L’essere cresciuto a Rapino gli ha permesso di respirare fin dall’infanzia un’aria intrisa di ceramica. In maniera naturale, forse inconsciamente, come lui stesso dice; non si è mai sentito estraneo a questa materia a cui oggi si accosta in maniera più intensa, cercando di coglierne così come fece Fedele Cappelletti con lo Storicismo e poi i Cascella, la valenza artistica che Rapino ha saputo donare alla ceramica abruzzese.

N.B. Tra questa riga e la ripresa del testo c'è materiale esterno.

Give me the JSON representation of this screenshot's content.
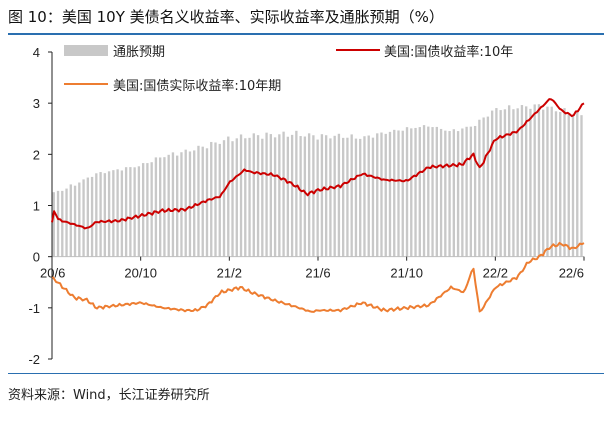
{
  "figure": {
    "title": "图 10：美国 10Y 美债名义收益率、实际收益率及通胀预期（%）",
    "source": "资料来源：Wind，长江证券研究所"
  },
  "chart_data": {
    "type": "bar+line",
    "title": "美国 10Y 美债名义收益率、实际收益率及通胀预期（%）",
    "x_ticks": [
      "20/6",
      "20/10",
      "21/2",
      "21/6",
      "21/10",
      "22/2",
      "22/6"
    ],
    "y_ticks": [
      "4",
      "3",
      "2",
      "1",
      "0",
      "-1",
      "-2"
    ],
    "ylim": [
      -2,
      4
    ],
    "x_range": [
      "2020-06",
      "2022-06"
    ],
    "series": [
      {
        "name": "通胀预期",
        "type": "bar",
        "color": "#c8c8c8",
        "anchors": [
          [
            0,
            1.22
          ],
          [
            1,
            1.4
          ],
          [
            2,
            1.62
          ],
          [
            3,
            1.7
          ],
          [
            4,
            1.78
          ],
          [
            5,
            1.96
          ],
          [
            6,
            2.05
          ],
          [
            7,
            2.17
          ],
          [
            8,
            2.3
          ],
          [
            9,
            2.36
          ],
          [
            10,
            2.38
          ],
          [
            11,
            2.4
          ],
          [
            12,
            2.35
          ],
          [
            13,
            2.36
          ],
          [
            14,
            2.32
          ],
          [
            15,
            2.42
          ],
          [
            16,
            2.5
          ],
          [
            17,
            2.56
          ],
          [
            18,
            2.45
          ],
          [
            19,
            2.55
          ],
          [
            20,
            2.88
          ],
          [
            21,
            2.92
          ],
          [
            22,
            2.95
          ],
          [
            23,
            2.85
          ],
          [
            24,
            2.75
          ]
        ]
      },
      {
        "name": "美国:国债收益率:10年",
        "type": "line",
        "color": "#cc0000",
        "anchors": [
          [
            0,
            0.66
          ],
          [
            0.1,
            0.9
          ],
          [
            0.3,
            0.72
          ],
          [
            1,
            0.63
          ],
          [
            1.6,
            0.55
          ],
          [
            2,
            0.68
          ],
          [
            3,
            0.7
          ],
          [
            4,
            0.8
          ],
          [
            5,
            0.9
          ],
          [
            6,
            0.92
          ],
          [
            7,
            1.1
          ],
          [
            7.6,
            1.18
          ],
          [
            8,
            1.45
          ],
          [
            8.7,
            1.7
          ],
          [
            9,
            1.65
          ],
          [
            10,
            1.6
          ],
          [
            10.5,
            1.5
          ],
          [
            11,
            1.38
          ],
          [
            11.5,
            1.22
          ],
          [
            12,
            1.3
          ],
          [
            13,
            1.38
          ],
          [
            13.5,
            1.5
          ],
          [
            14,
            1.62
          ],
          [
            15,
            1.5
          ],
          [
            16,
            1.48
          ],
          [
            17,
            1.75
          ],
          [
            18.5,
            1.8
          ],
          [
            19,
            2.0
          ],
          [
            19.3,
            1.72
          ],
          [
            20,
            2.3
          ],
          [
            21,
            2.45
          ],
          [
            21.8,
            2.8
          ],
          [
            22.5,
            3.1
          ],
          [
            23,
            2.85
          ],
          [
            23.5,
            2.75
          ],
          [
            24,
            3.0
          ]
        ]
      },
      {
        "name": "美国:国债实际收益率:10年期",
        "type": "line",
        "color": "#ed7d31",
        "anchors": [
          [
            0,
            -0.4
          ],
          [
            0.5,
            -0.6
          ],
          [
            1,
            -0.8
          ],
          [
            1.6,
            -0.85
          ],
          [
            2,
            -1.0
          ],
          [
            3,
            -0.95
          ],
          [
            4,
            -0.9
          ],
          [
            5,
            -1.0
          ],
          [
            6,
            -1.05
          ],
          [
            6.5,
            -1.05
          ],
          [
            7,
            -0.95
          ],
          [
            7.6,
            -0.7
          ],
          [
            8.5,
            -0.6
          ],
          [
            9,
            -0.7
          ],
          [
            10,
            -0.85
          ],
          [
            11,
            -0.98
          ],
          [
            11.7,
            -1.08
          ],
          [
            12,
            -1.05
          ],
          [
            13,
            -1.05
          ],
          [
            14,
            -0.9
          ],
          [
            15,
            -1.05
          ],
          [
            16,
            -1.0
          ],
          [
            17,
            -0.95
          ],
          [
            18,
            -0.6
          ],
          [
            18.6,
            -0.7
          ],
          [
            19,
            -0.2
          ],
          [
            19.3,
            -1.1
          ],
          [
            20,
            -0.6
          ],
          [
            21,
            -0.4
          ],
          [
            21.5,
            -0.1
          ],
          [
            22,
            0.0
          ],
          [
            22.5,
            0.2
          ],
          [
            23,
            0.25
          ],
          [
            23.5,
            0.15
          ],
          [
            24,
            0.28
          ]
        ]
      }
    ]
  }
}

Recentemente, da circa tre anni, si occupa quasi esclusivamente di scultura approdando ad una fase, che si può definire ancora sperimentale, in divenire e di ricerca. Attraverso gli impasti ed un effetto materico delle superfici, tende a rendere nelle sue opere scultoree un gusto artistico più affine alla pittura che alla grafica da cui era partito. Questo si intravede molto bene nella sua esposizione di pochi mesi fa a Pescara!

Fabio Amoroso presenta con questa occasione in mostra nel Museo dell’Artigianato Ceramico Abruzzese di Pianella (MACA) quattro opere inedite, realizzate appositamente e recentemente nell’estate del 2018, opere che segnano e fissano, senza dubbio, il punto di arrivo di questa sua ricerca.

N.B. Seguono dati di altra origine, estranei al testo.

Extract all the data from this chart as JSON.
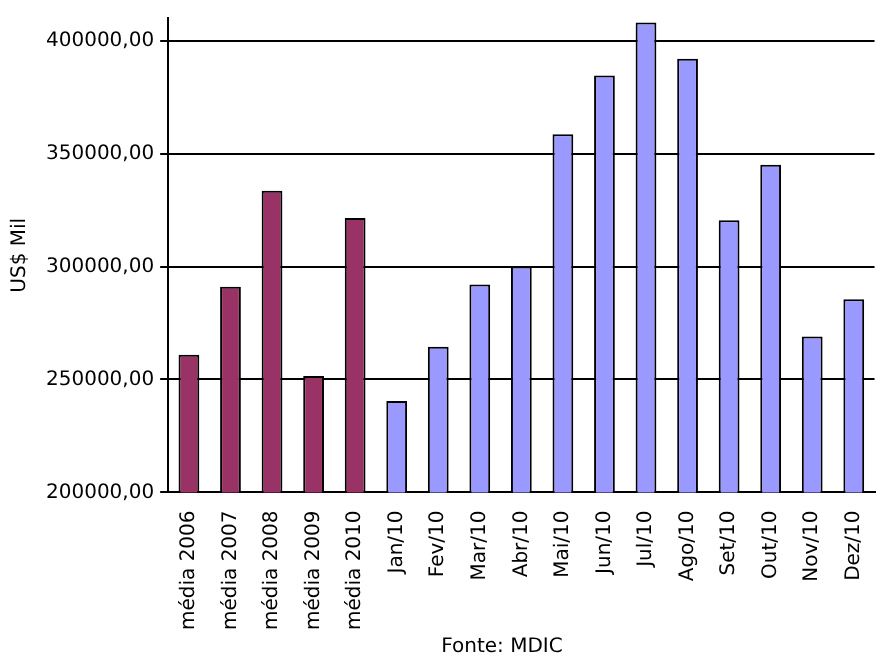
{
  "chart_data": {
    "type": "bar",
    "ylabel": "US$ Mil",
    "categories": [
      "média 2006",
      "média 2007",
      "média 2008",
      "média 2009",
      "média 2010",
      "Jan/10",
      "Fev/10",
      "Mar/10",
      "Abr/10",
      "Mai/10",
      "Jun/10",
      "Jul/10",
      "Ago/10",
      "Set/10",
      "Out/10",
      "Nov/10",
      "Dez/10"
    ],
    "values": [
      261000,
      291000,
      333500,
      251500,
      321500,
      240500,
      264500,
      292000,
      300000,
      358500,
      384500,
      408000,
      392000,
      320500,
      345000,
      269000,
      285500
    ],
    "colors": [
      "#993366",
      "#993366",
      "#993366",
      "#993366",
      "#993366",
      "#9999ff",
      "#9999ff",
      "#9999ff",
      "#9999ff",
      "#9999ff",
      "#9999ff",
      "#9999ff",
      "#9999ff",
      "#9999ff",
      "#9999ff",
      "#9999ff",
      "#9999ff"
    ],
    "ylim": [
      200000,
      410000
    ],
    "yticks": [
      {
        "value": 200000,
        "label": "200000,00"
      },
      {
        "value": 250000,
        "label": "250000,00"
      },
      {
        "value": 300000,
        "label": "300000,00"
      },
      {
        "value": 350000,
        "label": "350000,00"
      },
      {
        "value": 400000,
        "label": "400000,00"
      }
    ],
    "grid": "y",
    "legend": false,
    "annotations": [
      "Fonte: MDIC"
    ]
  }
}
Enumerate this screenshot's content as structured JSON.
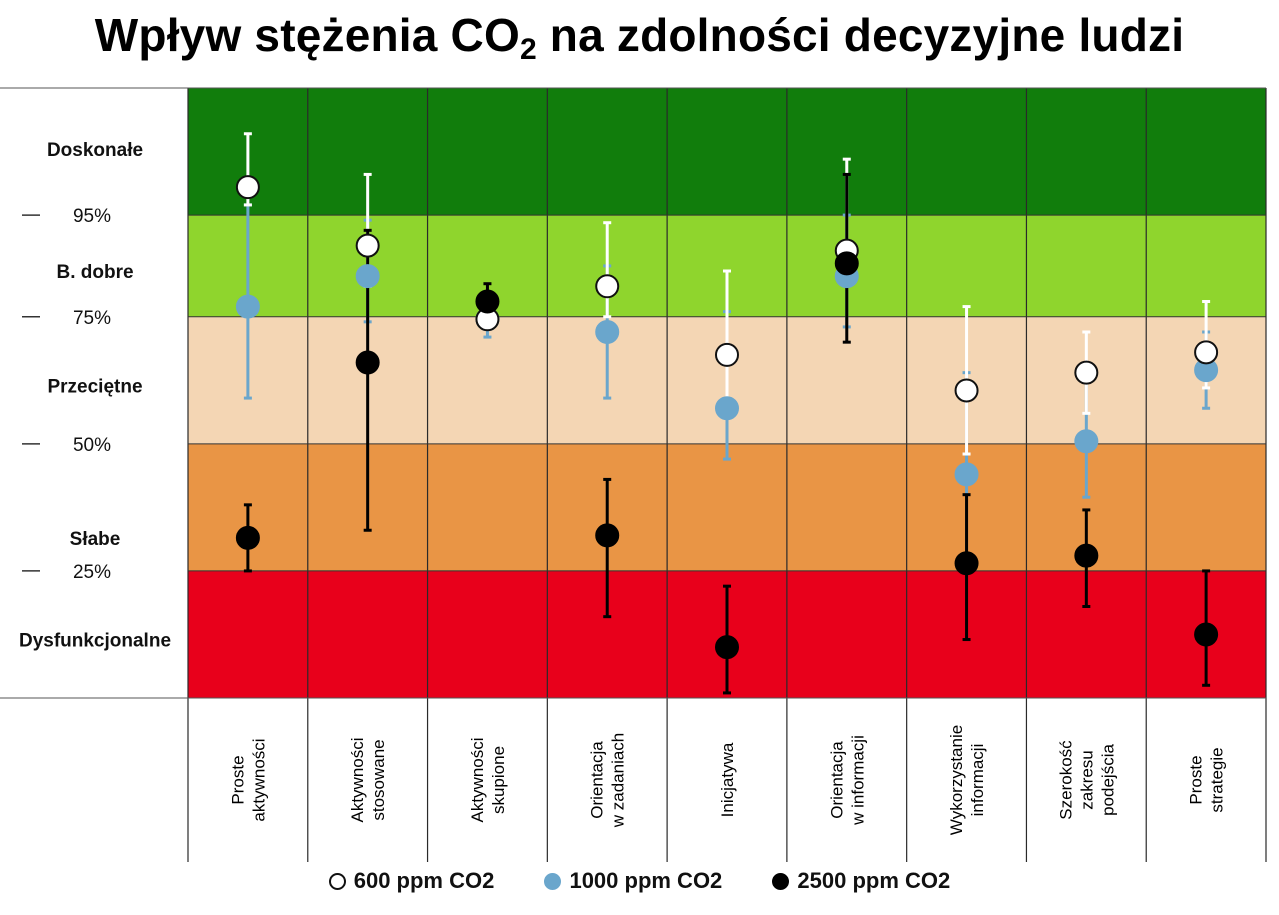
{
  "chart_data": {
    "type": "scatter",
    "title_main": "Wpływ stężenia CO",
    "title_sub": "2",
    "title_rest": " na zdolności decyzyjne ludzi",
    "categories": [
      [
        "Proste",
        "aktywności"
      ],
      [
        "Aktywności",
        "stosowane"
      ],
      [
        "Aktywności",
        "skupione"
      ],
      [
        "Orientacja",
        "w zadaniach"
      ],
      [
        "Inicjatywa"
      ],
      [
        "Orientacja",
        "w informacji"
      ],
      [
        "Wykorzystanie",
        "informacji"
      ],
      [
        "Szerokość",
        "zakresu",
        "podejścia"
      ],
      [
        "Proste",
        "strategie"
      ]
    ],
    "ylim": [
      0,
      120
    ],
    "y_ticks": [
      {
        "value": 25,
        "label": "25%"
      },
      {
        "value": 50,
        "label": "50%"
      },
      {
        "value": 75,
        "label": "75%"
      },
      {
        "value": 95,
        "label": "95%"
      }
    ],
    "bands": [
      {
        "from": 95,
        "to": 120,
        "label": "Doskonałe",
        "label_y": 108,
        "color": "#117d0c"
      },
      {
        "from": 75,
        "to": 95,
        "label": "B. dobre",
        "label_y": 84,
        "color": "#8fd52d"
      },
      {
        "from": 50,
        "to": 75,
        "label": "Przeciętne",
        "label_y": 61.5,
        "color": "#f4d6b4"
      },
      {
        "from": 25,
        "to": 50,
        "label": "Słabe",
        "label_y": 31.5,
        "color": "#e99545"
      },
      {
        "from": 0,
        "to": 25,
        "label": "Dysfunkcjonalne",
        "label_y": 11.5,
        "color": "#e8001b"
      }
    ],
    "series": [
      {
        "name": "600 ppm CO2",
        "color": "#ffffff",
        "stroke": "#111111",
        "error_color": "#ffffff",
        "values": [
          100.5,
          89,
          74.5,
          81,
          67.5,
          88,
          60.5,
          64,
          68
        ],
        "err_low": [
          97,
          81,
          74,
          75,
          57,
          83,
          48,
          56,
          61
        ],
        "err_high": [
          111,
          103,
          74.8,
          93.5,
          84,
          106,
          77,
          72,
          78
        ]
      },
      {
        "name": "1000 ppm CO2",
        "color": "#6aa6cc",
        "stroke": "#6aa6cc",
        "error_color": "#6aa6cc",
        "values": [
          77,
          83,
          74.5,
          72,
          57,
          83,
          44,
          50.5,
          64.5
        ],
        "err_low": [
          59,
          74,
          71,
          59,
          47,
          73,
          27,
          39.5,
          57
        ],
        "err_high": [
          97,
          94,
          79,
          85,
          76,
          95,
          64,
          63,
          72
        ]
      },
      {
        "name": "2500 ppm CO2",
        "color": "#000000",
        "stroke": "#000000",
        "error_color": "#000000",
        "values": [
          31.5,
          66,
          78,
          32,
          10,
          85.5,
          26.5,
          28,
          12.5
        ],
        "err_low": [
          25,
          33,
          79,
          16,
          1,
          70,
          11.5,
          18,
          2.5
        ],
        "err_high": [
          38,
          92,
          81.5,
          43,
          22,
          103,
          40,
          37,
          25
        ]
      }
    ]
  },
  "legend": [
    {
      "label": "600 ppm CO2",
      "color": "#ffffff",
      "stroke": "#111111"
    },
    {
      "label": "1000 ppm CO2",
      "color": "#6aa6cc",
      "stroke": "#6aa6cc"
    },
    {
      "label": "2500 ppm CO2",
      "color": "#000000",
      "stroke": "#000000"
    }
  ]
}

Tre di esse sono definite dallo stesso autore “Pezzi x” o “Meteore” perché arrivate da un punto lontano, indefinibile, forse una galassia? Oppure “Organismo X”: palesemente vivente, forse parte di piante, o parte di animali! soggetti non identificati però, dove vige ancora incognita, lo stupore e vale la richiesta: da dove viene ?

A questi si aggiunge lo “studio del cerchio”, nato dall’esperienza di lavoro appositamente studiata per la mostra di Faenza, anch’essa di pochi mesi fa.

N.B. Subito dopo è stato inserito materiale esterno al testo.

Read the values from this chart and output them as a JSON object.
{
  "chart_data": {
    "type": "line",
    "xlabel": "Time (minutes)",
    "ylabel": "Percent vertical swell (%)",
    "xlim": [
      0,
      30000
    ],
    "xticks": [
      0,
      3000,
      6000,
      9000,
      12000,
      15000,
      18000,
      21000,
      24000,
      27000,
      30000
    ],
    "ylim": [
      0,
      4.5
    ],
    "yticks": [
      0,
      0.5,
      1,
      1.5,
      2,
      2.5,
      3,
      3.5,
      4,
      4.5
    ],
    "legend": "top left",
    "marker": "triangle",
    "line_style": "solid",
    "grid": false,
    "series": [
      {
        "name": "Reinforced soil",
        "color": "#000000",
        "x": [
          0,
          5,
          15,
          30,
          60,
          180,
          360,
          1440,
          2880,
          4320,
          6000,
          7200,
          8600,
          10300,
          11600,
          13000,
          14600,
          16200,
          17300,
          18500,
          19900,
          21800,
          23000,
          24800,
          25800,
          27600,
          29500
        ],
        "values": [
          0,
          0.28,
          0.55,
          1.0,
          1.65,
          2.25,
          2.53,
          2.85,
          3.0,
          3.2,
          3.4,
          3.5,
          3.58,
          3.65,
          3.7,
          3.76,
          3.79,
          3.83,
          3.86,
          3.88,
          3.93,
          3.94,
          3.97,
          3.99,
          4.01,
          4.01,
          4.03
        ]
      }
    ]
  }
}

 Colpisce in queste sculture esposte al M.A.C.A. l’uso della materia ceramica, sia per quanto riguarda le forme sia per la parte decorativa. Sono opere realizzate come se si avesse a disposizione degli ingredienti o elementi di una ricetta. Fabio Amoroso aggiunge, al fine di ottenere una determinata pietanza finale, man mano gli ingredienti e le dosi, ma li aggiunge in maniera sperimentale non mettendo le sostanze proprie contenute nella ricetta. Quello che gli interessa quindi è lavorare sugli elementi della materia, trasformarli e metterli in relazione fra loro. Porta al limite la tecnica ceramica, agendo sulla consistenza sottile delle superfici delicate, simulando il più possibile la natura, ottenendo degli effetti fragilissimi come le foglie secche autunnali. Lavora sia sull’argilla cruda, sia sul biscotto. Come Dafne nelle Metamorfosi di Ovidio, rincorsa da Apollo si dissolve in un’altra forma, in un albero di alloro, così lui rifinisce le superfici della terra cotta: trasforma la materia: mischia e dosa le sostanze quali ingobbi, ossidi colorati, cristalline e smalti, tutti preparati nel suo laboratorio alchemico, utilizza anche più strati e più cotture al fine di ottenere uno spiccato effetto materico dei piani.

Come in un processo di decomposizione necessario però alla rinascita lo scultore graffia, seziona, scarnifica, va dentro e sotto per vedere e capire la struttura con la quale sono fatti gli elementi: le muffe o le sostanze primordiali. Ed è da questo agire, da questo gioco di sostanze che viene fuori la componente x, cioè quella non perfettamente identificabile, calcolata e prevista.

 

La seguente mostra chiude il ciclo di riflessioni sulla ceramica contemporanea nella nostra regione che chi scrive ha voluto presentare questa estate al M.A.C.A. di Pianella. La ricerca ceramologica oggi in Abruzzo può declinarsi in vari modi:

guardo alle novità dell’artigianato con l’esposizione di “Le pupe d’Abruzzo. Sculturine in maiolica di Maria di Stefano” di Castelli.

Guardo al design con “intelligenza artigianale. Tecniche del passato e del presente per nuovi oggetti ibridi” di Dario Oggiano ed Elisabetta di Bucchianico di Pescara

e guardo anche all’arte, attraverso le sculture di Fabio Amoroso di Rapino.